Arguably, Quakers from the original times even knew that whatever they thought they knew about God could at some point turn out to be mere ignorant conjecture. That’s a discussion for another day. The point is that if we understand this premise to undergird the testimonies and the three belief claims at the other end of the spectrum, then we can call the operation previously named “the search for the will of God,” something more like, “the search for the unknowable, unnamable divine experience." Unfortunately the divine experience is one of those, “you-don’t-know-it-until-you-see-it,” sort of things.  And in the context of the search, whatever we posit to help us discover the divine experience is ephemeral. So, in one sense the Testimonies are indeed diminished in importance because they are ephemeral. In another sense the Testimonies are more important than anything because, as of now, they are the closest things we have to discovering the divine experience.
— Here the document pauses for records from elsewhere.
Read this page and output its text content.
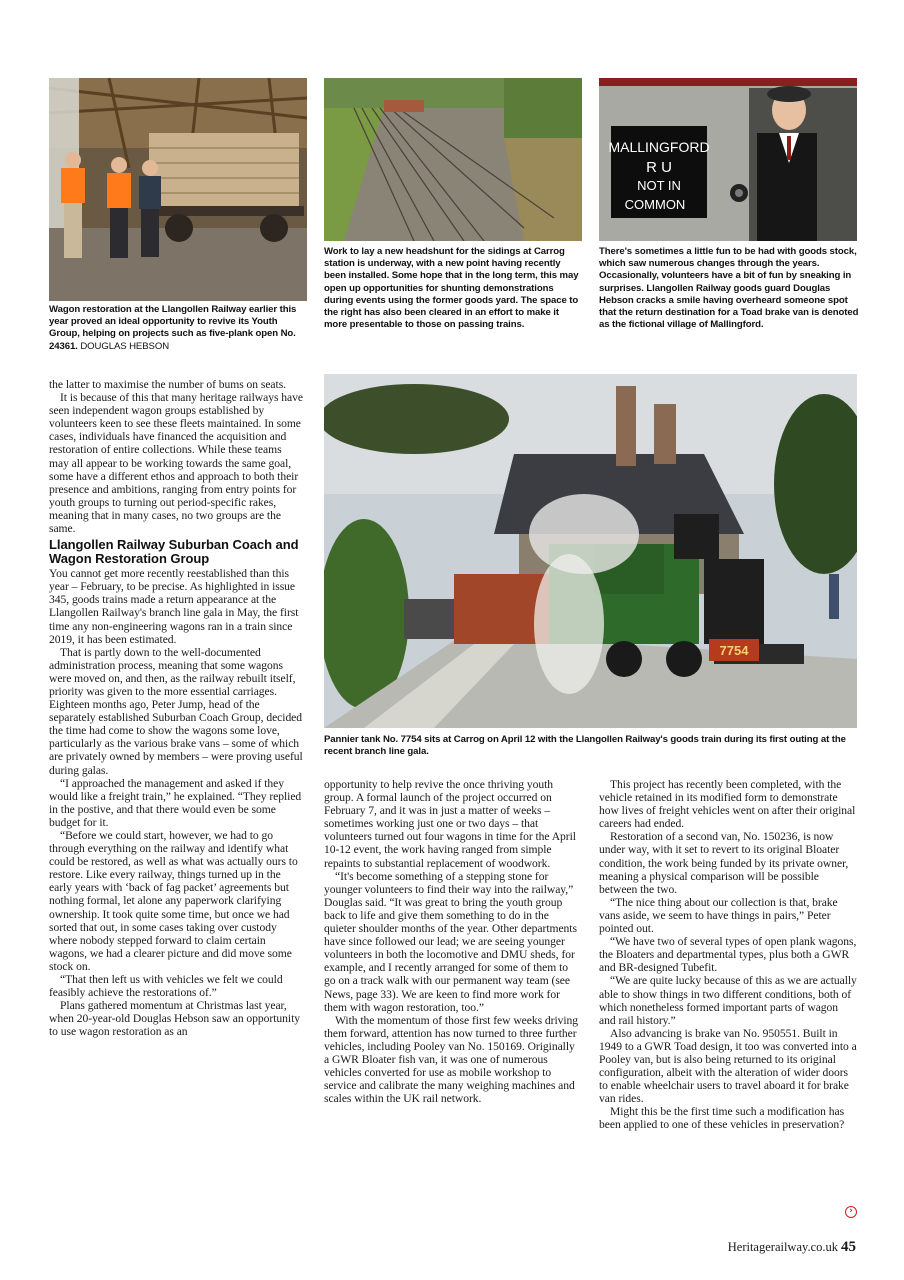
Wagon restoration at the Llangollen Railway earlier this year proved an ideal opportunity to revive its Youth Group, helping on projects such as five-plank open No. 24361. DOUGLAS HEBSON
Work to lay a new headshunt for the sidings at Carrog station is underway, with a new point having recently been installed. Some hope that in the long term, this may open up opportunities for shunting demonstrations during events using the former goods yard. The space to the right has also been cleared in an effort to make it more presentable to those on passing trains.
MALLINGFORD
R U
NOT IN
COMMON
There's sometimes a little fun to be had with goods stock, which saw numerous changes through the years. Occasionally, volunteers have a bit of fun by sneaking in surprises. Llangollen Railway goods guard Douglas Hebson cracks a smile having overheard someone spot that the return destination for a Toad brake van is denoted as the fictional village of Mallingford.
7754
Pannier tank No. 7754 sits at Carrog on April 12 with the Llangollen Railway's goods train during its first outing at the recent branch line gala.

the latter to maximise the number of bums on seats.

It is because of this that many heritage railways have seen independent wagon groups established by volunteers keen to see these fleets maintained. In some cases, individuals have financed the acquisition and restoration of entire collections. While these teams may all appear to be working towards the same goal, some have a different ethos and approach to both their presence and ambitions, ranging from entry points for youth groups to turning out period-specific rakes, meaning that in many cases, no two groups are the same.

Llangollen Railway Suburban Coach and Wagon Restoration Group

You cannot get more recently reestablished than this year – February, to be precise. As highlighted in issue 345, goods trains made a return appearance at the Llangollen Railway's branch line gala in May, the first time any non-engineering wagons ran in a train since 2019, it has been estimated.

That is partly down to the well-documented administration process, meaning that some wagons were moved on, and then, as the railway rebuilt itself, priority was given to the more essential carriages. Eighteen months ago, Peter Jump, head of the separately established Suburban Coach Group, decided the time had come to show the wagons some love, particularly as the various brake vans – some of which are privately owned by members – were proving useful during galas.

“I approached the management and asked if they would like a freight train,” he explained. “They replied in the postive, and that there would even be some budget for it.

“Before we could start, however, we had to go through everything on the railway and identify what could be restored, as well as what was actually ours to restore. Like every railway, things turned up in the early years with ‘back of fag packet’ agreements but nothing formal, let alone any paperwork clarifying ownership. It took quite some time, but once we had sorted that out, in some cases taking over custody where nobody stepped forward to claim certain wagons, we had a clearer picture and did move some stock on.

“That then left us with vehicles we felt we could feasibly achieve the restorations of.”

Plans gathered momentum at Christmas last year, when 20-year-old Douglas Hebson saw an opportunity to use wagon restoration as an

opportunity to help revive the once thriving youth group. A formal launch of the project occurred on February 7, and it was in just a matter of weeks – sometimes working just one or two days – that volunteers turned out four wagons in time for the April 10-12 event, the work having ranged from simple repaints to substantial replacement of woodwork.

“It's become something of a stepping stone for younger volunteers to find their way into the railway,” Douglas said. “It was great to bring the youth group back to life and give them something to do in the quieter shoulder months of the year. Other departments have since followed our lead; we are seeing younger volunteers in both the locomotive and DMU sheds, for example, and I recently arranged for some of them to go on a track walk with our permanent way team (see News, page 33). We are keen to find more work for them with wagon restoration, too.”

With the momentum of those first few weeks driving them forward, attention has now turned to three further vehicles, including Pooley van No. 150169. Originally a GWR Bloater fish van, it was one of numerous vehicles converted for use as mobile workshop to service and calibrate the many weighing machines and scales within the UK rail network.

This project has recently been completed, with the vehicle retained in its modified form to demonstrate how lives of freight vehicles went on after their original careers had ended.

Restoration of a second van, No. 150236, is now under way, with it set to revert to its original Bloater condition, the work being funded by its private owner, meaning a physical comparison will be possible between the two.

“The nice thing about our collection is that, brake vans aside, we seem to have things in pairs,” Peter pointed out.

“We have two of several types of open plank wagons, the Bloaters and departmental types, plus both a GWR and BR-designed Tubefit.

“We are quite lucky because of this as we are actually able to show things in two different conditions, both of which nonetheless formed important parts of wagon and rail history.”

Also advancing is brake van No. 950551. Built in 1949 to a GWR Toad design, it too was converted into a Pooley van, but is also being returned to its original configuration, albeit with the alteration of wider doors to enable wheelchair users to travel aboard it for brake van rides.

Might this be the first time such a modification has been applied to one of these vehicles in preservation?

›
Heritagerailway.co.uk 45
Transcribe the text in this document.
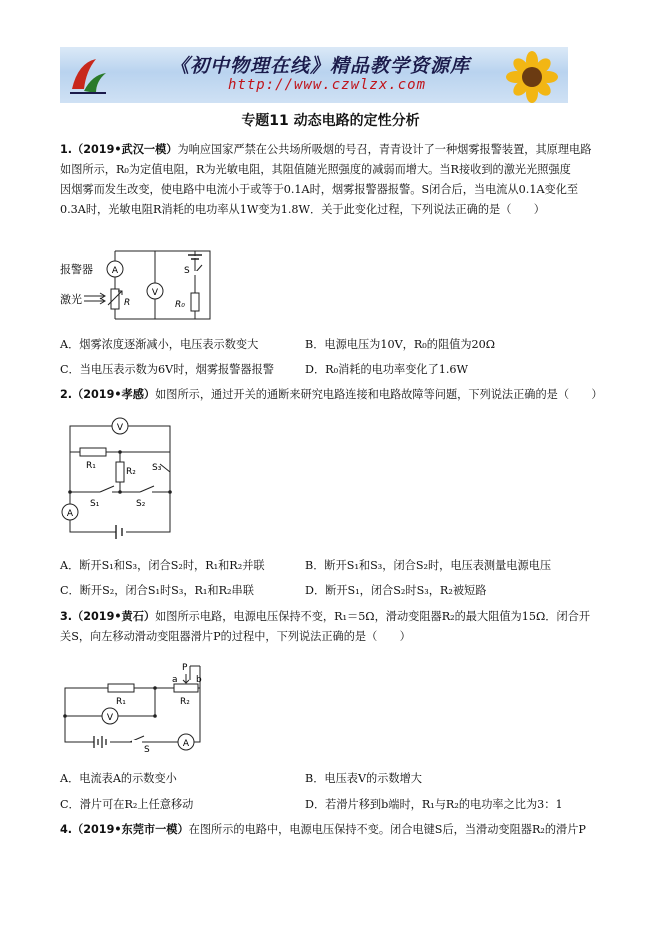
《初中物理在线》精品教学资源库
http://www.czwlzx.com
专题11 动态电路的定性分析
1.（2019•武汉一模）为响应国家严禁在公共场所吸烟的号召，青青设计了一种烟雾报警装置，其原理电路
如图所示，R₀为定值电阻，R为光敏电阻，其阻值随光照强度的减弱而增大。当R接收到的激光光照强度
因烟雾而发生改变，使电路中电流小于或等于0.1A时，烟雾报警器报警。S闭合后，当电流从0.1A变化至
0.3A时，光敏电阻R消耗的电功率从1W变为1.8W．关于此变化过程，下列说法正确的是（　　）
报警器
激光
A
V
R	R₀
S
A．烟雾浓度逐渐减小，电压表示数变大	B．电源电压为10V，R₀的阻值为20Ω
C．当电压表示数为6V时，烟雾报警器报警	D．R₀消耗的电功率变化了1.6W
2.（2019•孝感）如图所示，通过开关的通断来研究电路连接和电路故障等问题，下列说法正确的是（　　）
V
A
R₁
R₂
S₁	S₂
S₃
A．断开S₁和S₃，闭合S₂时，R₁和R₂并联	B．断开S₁和S₃，闭合S₂时，电压表测量电源电压
C．断开S₂，闭合S₁时S₃，R₁和R₂串联	D．断开S₁，闭合S₂时S₃，R₂被短路
3.（2019•黄石）如图所示电路，电源电压保持不变，R₁＝5Ω，滑动变阻器R₂的最大阻值为15Ω．闭合开
关S，向左移动滑动变阻器滑片P的过程中，下列说法正确的是（　　）
P
a b
R₁	R₂
V
A
S
A．电流表A的示数变小	B．电压表V的示数增大
C．滑片可在R₂上任意移动	D．若滑片移到b端时，R₁与R₂的电功率之比为3：1
4.（2019•东莞市一模）在图所示的电路中，电源电压保持不变。闭合电键S后，当滑动变阻器R₂的滑片P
That isn’t quite true either, however, because we also have the Bible, the Koran, the Sutras, the Tao, etc., to help us out when we’re stuck.

 

The Testimonies are pieces of a toolkit and collections of clues about where and how we might discover the divine. The divine perhaps resides in simple and environmentally sustainable life-styles, peaceful and honest relations, life-affirming communities, and equitable societies. These Testimonies are the result of 350 years of searching, and so they represent a great deal of cumulative wisdom. There is more wisdom to come, which may add to the Testimonies or subtract from them. So we hold them lightly, acknowledging that the Testimonies are not static, nor are they everything that Liberal Quakerism represents. They are yet important for Liberal Quakers today, who also hold dear the search for that unknowable divine experience and keep a toolkit that extends well beyond the Testimonies just in case our elephant footprints suddenly head right back into the jungle-forest. 

 

To the elephants!

Zachary

 



[1] The Testimonies are somewhat controversial, but are the easiest way to codify what Liberal Quakers believe. Especially for Liberal Quakers who don’t put a lot of stock in the existence of God or in the divinity of Jesus, the Testimonies are the benchmark of greatest importance. The Peace Testimony remains the most significant. There are others, five others, and they are situated not unlike vowels in the English language: Simplicity, Peace, Integrity, Community, Equality, and sometimes Stewardship. An easy acronym is often conjured as a pneumonic device: “SPICES.”